I had a coupon for White Castle, so I headed over to the location on South Broadway, which is right in the middle of what could most diplomatically be described as a wasteland. Local historians claim tens of thousands of people once lived within a five minute walk of Gratiot, Cerre and their intersections with Broadway, but to visit nowadays a casual visitor might easily fail to believe them. Among them was the house of Julia Dent, the future wife of Ulysses S. Grant, and her family. It was still standing by 1940 when it was photographed by the Historic American Buildings Survey.
Contrast the above satellite image with the same location (albeit in a slightly different orientation) and ask yourself, is this what should have become of this neighborhood south of downtown? Obliterated from the map?
I have determined that several of the buildings depicted in the Compton and Dry view are still standing, and that there seems to have been little new construction in the area except for interstates in the last one hundred years.
The buildings we will look at here have almost all been built by the 1876 edition of Oliver and Whipple as well as the later Sanborn maps.
Broadway Oyster Bar’s building appears in the Compton and Dry view and the Whipple map, complete with its half-flounder alley house in the back by 1876; the city’s database’s later date of construction is clearly wrong
Again, this building below is much older, with a Second Empire Mansard roof in the back along Cerre Street; it also appears on maps much earlier than the city database claims.
Apparently one hundred years ago, when the new front was built on the building above, the neighborhood still had life.
Train tracks, which have been passing through the area since probably before the Civil War, are an obstruction, but not a fatal one; I honestly did not mind walking under them as a train went by. The proximity of the El in Chicago to expensive housing proves that people will still live near elevated tracks if the area is otherwise desirable.
The Field House, dating from 1845, is the standout from the other slightly abused buildings in the area.
Once part of Walsh’s Row, it was the second to last of thirteen row houses on what must have been a desirable section of the city. It is really depressing that there is no demand for people to live so close to downtown; that an area is so devoid of life even on a sunny day would exist is an impossibility in most cities in the world.
The first half dozen or so houses in Walsh’s Row were 2.5 stories, while the further south ones had a full three stories and surely more expensive.
The rest of Walsh’s Row was demolished in 1934, seemingly for nothing. I know of nothing having ever been on the property since, and the properties are now bundled into one parcel owned by the Field House.
Update: Beale on Broadway closed in 2019.

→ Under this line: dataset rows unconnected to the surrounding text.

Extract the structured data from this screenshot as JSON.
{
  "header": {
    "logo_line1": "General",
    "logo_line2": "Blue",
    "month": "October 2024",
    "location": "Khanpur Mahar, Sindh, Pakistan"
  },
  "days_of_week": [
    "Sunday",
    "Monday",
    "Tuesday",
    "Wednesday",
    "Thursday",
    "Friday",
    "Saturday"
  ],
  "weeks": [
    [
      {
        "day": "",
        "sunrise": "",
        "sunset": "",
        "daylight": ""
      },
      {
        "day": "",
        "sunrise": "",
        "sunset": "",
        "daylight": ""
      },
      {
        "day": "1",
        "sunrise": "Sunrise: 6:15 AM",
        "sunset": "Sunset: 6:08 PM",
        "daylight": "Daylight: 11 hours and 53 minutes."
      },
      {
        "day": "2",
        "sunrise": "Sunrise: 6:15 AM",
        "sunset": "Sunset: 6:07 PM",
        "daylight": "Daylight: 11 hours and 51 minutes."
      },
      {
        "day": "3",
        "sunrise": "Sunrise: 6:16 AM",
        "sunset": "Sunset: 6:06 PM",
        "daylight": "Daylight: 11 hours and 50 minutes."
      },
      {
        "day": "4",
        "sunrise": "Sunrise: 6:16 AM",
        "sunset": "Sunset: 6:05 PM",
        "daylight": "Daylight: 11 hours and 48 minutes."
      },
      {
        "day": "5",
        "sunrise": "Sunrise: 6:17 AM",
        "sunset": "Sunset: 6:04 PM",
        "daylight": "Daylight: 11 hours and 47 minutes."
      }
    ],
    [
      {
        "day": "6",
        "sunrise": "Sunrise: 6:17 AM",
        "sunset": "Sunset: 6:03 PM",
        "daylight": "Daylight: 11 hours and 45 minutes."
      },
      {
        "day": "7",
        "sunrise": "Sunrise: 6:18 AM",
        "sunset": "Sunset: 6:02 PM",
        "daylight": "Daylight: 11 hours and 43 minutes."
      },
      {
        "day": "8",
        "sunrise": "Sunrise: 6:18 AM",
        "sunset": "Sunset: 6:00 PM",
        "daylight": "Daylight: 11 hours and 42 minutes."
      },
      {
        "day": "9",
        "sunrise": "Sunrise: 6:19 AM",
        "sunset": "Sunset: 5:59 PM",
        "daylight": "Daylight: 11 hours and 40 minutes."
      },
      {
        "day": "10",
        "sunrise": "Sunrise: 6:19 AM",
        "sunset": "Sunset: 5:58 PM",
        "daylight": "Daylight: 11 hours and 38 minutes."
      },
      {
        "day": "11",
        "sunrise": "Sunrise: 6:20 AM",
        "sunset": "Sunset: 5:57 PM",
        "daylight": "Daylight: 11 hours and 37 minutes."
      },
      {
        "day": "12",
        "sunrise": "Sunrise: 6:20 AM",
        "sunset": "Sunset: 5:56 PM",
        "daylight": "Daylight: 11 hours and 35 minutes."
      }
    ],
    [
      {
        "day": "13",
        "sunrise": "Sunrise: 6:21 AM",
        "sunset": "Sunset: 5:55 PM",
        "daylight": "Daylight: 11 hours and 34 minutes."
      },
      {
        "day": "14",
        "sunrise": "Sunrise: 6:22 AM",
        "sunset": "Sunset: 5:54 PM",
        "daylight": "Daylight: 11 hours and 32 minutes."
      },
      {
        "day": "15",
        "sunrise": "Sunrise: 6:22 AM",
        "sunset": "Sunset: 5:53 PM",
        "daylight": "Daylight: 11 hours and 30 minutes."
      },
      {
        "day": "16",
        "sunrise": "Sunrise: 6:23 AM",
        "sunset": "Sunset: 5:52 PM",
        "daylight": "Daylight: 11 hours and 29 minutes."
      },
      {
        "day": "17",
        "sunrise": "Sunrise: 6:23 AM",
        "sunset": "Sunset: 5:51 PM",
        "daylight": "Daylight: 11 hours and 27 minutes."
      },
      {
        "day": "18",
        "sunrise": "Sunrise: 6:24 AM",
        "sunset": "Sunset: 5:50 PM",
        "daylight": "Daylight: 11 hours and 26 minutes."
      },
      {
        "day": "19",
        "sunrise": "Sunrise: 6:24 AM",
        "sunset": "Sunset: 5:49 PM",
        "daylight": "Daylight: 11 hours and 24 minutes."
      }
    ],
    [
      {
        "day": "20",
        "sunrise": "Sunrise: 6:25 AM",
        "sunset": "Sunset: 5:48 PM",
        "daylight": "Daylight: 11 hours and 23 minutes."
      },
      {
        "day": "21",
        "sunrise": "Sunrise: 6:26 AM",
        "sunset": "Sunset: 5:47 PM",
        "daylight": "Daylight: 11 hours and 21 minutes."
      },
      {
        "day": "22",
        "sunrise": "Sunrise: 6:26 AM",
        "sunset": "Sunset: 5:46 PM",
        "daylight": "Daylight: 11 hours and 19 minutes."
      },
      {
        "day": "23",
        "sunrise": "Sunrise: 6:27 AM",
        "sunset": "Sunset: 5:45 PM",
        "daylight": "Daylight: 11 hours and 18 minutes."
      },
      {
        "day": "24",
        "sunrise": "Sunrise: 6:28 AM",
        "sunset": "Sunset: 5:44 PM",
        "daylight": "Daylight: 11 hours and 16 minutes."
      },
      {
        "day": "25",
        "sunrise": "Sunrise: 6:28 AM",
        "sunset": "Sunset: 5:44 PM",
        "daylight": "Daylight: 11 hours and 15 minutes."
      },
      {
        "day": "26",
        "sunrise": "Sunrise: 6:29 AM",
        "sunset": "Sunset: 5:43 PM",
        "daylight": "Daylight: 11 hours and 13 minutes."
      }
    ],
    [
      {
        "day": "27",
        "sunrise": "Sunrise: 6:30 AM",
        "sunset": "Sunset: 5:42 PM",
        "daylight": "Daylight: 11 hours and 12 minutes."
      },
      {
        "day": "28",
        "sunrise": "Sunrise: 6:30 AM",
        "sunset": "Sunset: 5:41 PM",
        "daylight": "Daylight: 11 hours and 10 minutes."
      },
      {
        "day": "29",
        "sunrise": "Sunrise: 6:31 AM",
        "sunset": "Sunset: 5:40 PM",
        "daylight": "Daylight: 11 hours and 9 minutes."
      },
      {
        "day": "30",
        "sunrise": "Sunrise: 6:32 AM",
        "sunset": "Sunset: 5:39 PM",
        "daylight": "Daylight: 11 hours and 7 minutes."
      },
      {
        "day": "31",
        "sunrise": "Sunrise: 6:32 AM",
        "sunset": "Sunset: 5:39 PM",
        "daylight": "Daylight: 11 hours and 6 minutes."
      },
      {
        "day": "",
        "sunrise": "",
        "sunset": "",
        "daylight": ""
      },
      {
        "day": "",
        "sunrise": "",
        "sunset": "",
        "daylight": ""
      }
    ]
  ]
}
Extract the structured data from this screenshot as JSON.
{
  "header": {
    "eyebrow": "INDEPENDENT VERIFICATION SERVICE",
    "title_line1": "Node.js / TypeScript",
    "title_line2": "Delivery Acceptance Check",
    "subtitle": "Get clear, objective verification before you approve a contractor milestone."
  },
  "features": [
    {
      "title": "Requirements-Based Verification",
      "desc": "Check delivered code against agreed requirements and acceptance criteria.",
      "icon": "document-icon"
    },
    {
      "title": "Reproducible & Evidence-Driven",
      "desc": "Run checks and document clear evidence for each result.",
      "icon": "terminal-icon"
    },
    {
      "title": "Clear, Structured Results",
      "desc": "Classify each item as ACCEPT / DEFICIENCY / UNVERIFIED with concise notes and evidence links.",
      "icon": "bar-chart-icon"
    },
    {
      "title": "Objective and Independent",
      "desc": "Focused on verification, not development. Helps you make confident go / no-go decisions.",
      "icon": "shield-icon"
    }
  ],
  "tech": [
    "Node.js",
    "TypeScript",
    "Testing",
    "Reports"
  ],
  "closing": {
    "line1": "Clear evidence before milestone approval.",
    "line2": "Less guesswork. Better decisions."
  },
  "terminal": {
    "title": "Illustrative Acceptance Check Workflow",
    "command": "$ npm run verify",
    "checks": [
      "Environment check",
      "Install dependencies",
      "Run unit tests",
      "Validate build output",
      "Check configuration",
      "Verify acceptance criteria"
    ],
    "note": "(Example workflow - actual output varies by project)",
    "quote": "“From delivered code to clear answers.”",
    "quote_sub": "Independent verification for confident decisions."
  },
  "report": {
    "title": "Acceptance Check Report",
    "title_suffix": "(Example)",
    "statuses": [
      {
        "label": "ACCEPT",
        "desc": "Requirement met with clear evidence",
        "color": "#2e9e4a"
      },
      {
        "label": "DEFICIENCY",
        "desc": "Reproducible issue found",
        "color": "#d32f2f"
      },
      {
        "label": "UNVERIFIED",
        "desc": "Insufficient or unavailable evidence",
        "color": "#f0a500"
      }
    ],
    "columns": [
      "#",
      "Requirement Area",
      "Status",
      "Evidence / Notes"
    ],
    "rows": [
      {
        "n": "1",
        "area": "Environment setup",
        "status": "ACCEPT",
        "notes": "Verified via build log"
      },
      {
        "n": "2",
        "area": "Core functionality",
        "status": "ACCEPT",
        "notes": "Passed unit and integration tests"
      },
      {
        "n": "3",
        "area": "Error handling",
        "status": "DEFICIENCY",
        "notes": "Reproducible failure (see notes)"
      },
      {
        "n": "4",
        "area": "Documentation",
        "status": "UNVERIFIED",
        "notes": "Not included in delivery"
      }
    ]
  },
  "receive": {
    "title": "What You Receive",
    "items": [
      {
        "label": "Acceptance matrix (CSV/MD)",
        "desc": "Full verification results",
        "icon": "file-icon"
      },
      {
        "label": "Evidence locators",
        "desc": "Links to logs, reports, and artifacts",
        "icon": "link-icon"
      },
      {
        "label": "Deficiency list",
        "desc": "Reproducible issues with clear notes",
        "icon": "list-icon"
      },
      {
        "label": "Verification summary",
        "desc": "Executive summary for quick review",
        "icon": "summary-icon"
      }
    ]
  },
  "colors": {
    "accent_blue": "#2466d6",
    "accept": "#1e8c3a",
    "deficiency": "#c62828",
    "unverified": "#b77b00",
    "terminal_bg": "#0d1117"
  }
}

Below, this building that now houses Beale on Broadway is perhaps one of the oldest houses in the city; it appears as far back as 1876, and once had a front porch.
Incongruously, next door is a giant parking lot for a Dobbs Auto Repair Shop. While I greatly appreciate Dobbs’s service and am a longtime customer of other locations, I cannot fathom that the City of St. Louis believes a suburban style business is the correct use of this property, particularly in the earning of taxes for the city. Land near the downtown of a city should be reserved for high density, walkable development–you know, how St. Louisans had originally developed this block over one hundred years ago. Apparently their wisdom has been lost on our generation.
While all five surviving buildings (of the once hundreds or thousands in this neighborhood) are occupied with thriving businesses, the most logical and profitable use for all of the vacant lots, which sit empty all week except on weekend nights when they become parking lots, would be the construction of condominiums to boost the foot traffic in the area. Broadway is also ridiculously wide and one way here, which only causes the land to become more undesirable as people fly by at 50 mph.
I play music at Beale on Broadway frequently; recently when coming into the parking lot from the alley behind Dobbs I noticed cobblestones visible at the bottom of a large pothole. It made me sick to my stomach….what history is buried underneath a pile of gravel now used for overflow parking from baseball games?